Drugim cennym elementem książki są autorskie przekłady licznych tekstów źródłowych, często po raz pierwszy przełożonych na język polski. Część z nich doczekała się od 2013 (książka prezentuje bowiem stan badań na ten rok) pełnych przekładów w języku polskim, wiele innych jednak nadal takich nie posiada. Do tych użytych przez Szubert, a przełożonych w ostatnich latach należą: De abstinentia Porfirusza z Tyru (przeł. E. Osek 2018), Aleksandra Lykofrona (przeł. E. Żybert-Próchnicka 2018), Aegyptiaca Manethona (przeł. F. Taterka 2018), Bibliotheca Pseudo-Apollodora (przeł. T. Mojsik 2018), De mirabilibus Flegona z Tralles (przeł. Emilia Żybert 2019), Collectanea rerum memorabilium Solinusa (przeł. B.J. Kołoczek 2020). Każdy z tych przekładów jest zaopatrzony w komentarz, nieraz bardzo szczegółowy. Warto sięgnąć po nie, by dowiedzieć się czegoś więcej na temat merytorycznej wartości informacji przekazanych przez tych autorów.

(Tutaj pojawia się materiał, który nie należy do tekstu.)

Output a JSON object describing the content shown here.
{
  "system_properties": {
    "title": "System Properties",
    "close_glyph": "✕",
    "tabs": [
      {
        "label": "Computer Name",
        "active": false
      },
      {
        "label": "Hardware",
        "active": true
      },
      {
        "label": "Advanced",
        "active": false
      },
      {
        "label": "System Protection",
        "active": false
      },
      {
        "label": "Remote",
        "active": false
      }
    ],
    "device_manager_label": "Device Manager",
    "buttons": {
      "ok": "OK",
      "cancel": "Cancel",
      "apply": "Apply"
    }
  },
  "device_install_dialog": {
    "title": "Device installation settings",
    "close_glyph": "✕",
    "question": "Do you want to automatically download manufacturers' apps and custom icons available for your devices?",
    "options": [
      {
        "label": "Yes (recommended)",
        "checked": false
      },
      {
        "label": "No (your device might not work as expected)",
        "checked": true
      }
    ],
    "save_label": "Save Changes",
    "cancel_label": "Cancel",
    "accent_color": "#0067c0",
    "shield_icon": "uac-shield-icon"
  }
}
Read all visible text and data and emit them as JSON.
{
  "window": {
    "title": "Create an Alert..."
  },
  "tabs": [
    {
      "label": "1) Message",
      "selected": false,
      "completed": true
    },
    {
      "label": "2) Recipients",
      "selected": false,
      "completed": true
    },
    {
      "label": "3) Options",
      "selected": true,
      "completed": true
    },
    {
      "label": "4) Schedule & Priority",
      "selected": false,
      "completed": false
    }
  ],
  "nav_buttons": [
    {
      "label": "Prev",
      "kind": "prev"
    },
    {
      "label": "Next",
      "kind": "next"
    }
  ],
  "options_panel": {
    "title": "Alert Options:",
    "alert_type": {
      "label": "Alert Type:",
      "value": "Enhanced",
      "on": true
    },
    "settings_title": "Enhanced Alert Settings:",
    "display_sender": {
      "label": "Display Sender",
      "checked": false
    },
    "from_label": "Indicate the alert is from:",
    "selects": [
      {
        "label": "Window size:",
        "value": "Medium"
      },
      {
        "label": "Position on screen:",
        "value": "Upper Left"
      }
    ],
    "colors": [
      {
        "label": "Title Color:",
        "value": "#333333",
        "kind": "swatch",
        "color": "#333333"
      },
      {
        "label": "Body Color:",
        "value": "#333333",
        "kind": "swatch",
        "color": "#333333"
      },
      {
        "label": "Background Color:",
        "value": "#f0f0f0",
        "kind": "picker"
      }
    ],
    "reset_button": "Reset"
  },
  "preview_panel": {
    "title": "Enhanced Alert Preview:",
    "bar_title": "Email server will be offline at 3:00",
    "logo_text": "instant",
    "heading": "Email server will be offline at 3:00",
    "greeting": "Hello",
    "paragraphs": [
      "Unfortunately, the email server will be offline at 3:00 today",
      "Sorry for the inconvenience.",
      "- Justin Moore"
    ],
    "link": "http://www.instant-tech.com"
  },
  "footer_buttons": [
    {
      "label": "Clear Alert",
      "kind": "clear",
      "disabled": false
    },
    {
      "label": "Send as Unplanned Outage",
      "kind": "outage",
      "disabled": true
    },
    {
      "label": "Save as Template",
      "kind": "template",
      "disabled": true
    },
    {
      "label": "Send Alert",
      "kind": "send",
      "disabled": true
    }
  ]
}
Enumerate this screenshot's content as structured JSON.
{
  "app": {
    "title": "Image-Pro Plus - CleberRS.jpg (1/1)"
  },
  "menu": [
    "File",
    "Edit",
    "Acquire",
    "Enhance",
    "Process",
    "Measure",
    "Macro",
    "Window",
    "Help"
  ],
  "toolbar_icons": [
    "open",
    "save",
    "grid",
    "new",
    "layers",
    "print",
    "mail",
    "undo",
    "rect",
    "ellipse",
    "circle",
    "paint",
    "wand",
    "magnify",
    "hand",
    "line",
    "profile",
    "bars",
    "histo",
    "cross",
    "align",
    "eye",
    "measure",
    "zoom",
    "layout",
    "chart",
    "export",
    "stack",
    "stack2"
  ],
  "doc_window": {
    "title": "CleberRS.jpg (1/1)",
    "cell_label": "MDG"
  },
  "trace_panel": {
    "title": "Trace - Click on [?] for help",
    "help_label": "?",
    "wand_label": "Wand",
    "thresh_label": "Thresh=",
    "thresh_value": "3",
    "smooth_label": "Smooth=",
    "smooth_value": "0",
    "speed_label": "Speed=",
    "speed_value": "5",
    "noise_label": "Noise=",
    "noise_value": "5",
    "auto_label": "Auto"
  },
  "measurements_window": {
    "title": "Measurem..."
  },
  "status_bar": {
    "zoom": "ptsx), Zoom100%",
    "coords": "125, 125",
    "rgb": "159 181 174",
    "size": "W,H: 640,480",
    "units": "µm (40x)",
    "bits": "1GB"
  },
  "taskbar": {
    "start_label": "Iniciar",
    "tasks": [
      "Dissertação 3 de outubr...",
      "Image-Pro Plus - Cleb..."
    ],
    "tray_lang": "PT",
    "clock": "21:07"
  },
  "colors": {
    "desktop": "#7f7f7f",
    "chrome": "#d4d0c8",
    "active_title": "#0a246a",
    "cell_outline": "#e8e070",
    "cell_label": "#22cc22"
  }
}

Skądinąd taki przyrost komentowanych przekładów pokazuje, że filologia klasyczna ma się w Polsce bardzo dobrze.

Jak już wspomniano, książka – choć wydana w 2020 roku – zasadniczo powstała w roku 2013. Posłowie zawiera krótki przegląd literatury wydanej od tego czasu – nie dotyczy ona jednak zasadniczo kwestii prezentowanych w samej publikacji.

Korzystanie z książki, która jest w istocie katalogiem, ogromnie utrudnia brak jakichkolwiek indeksów. Choćby indeks źródeł i nazw własnych wydawałyby się oczywistością.

Publikacja adresowana jest zatem do wąskiego grona czytelników. Przede wszystkim do badaczy zainteresowanych grecką literaturą etnograficzną i obiegiem literackim tego typu motywów. Dla szerszego kręgu czytelników książka jest zbyt specjalistyczna.

LITERATURA:

Antygon z Karystos: „Opowieści niezwykłe”. Przeł. E. Żybert. Wrocław 2014.
Barbara Szubert: „Starożytna Arabia w świetle źródeł greckich. Część I: epoka archaiczna, klasyczna i hellenistyczna”. Wydawnictwo Chronicon. Wrocław 2020.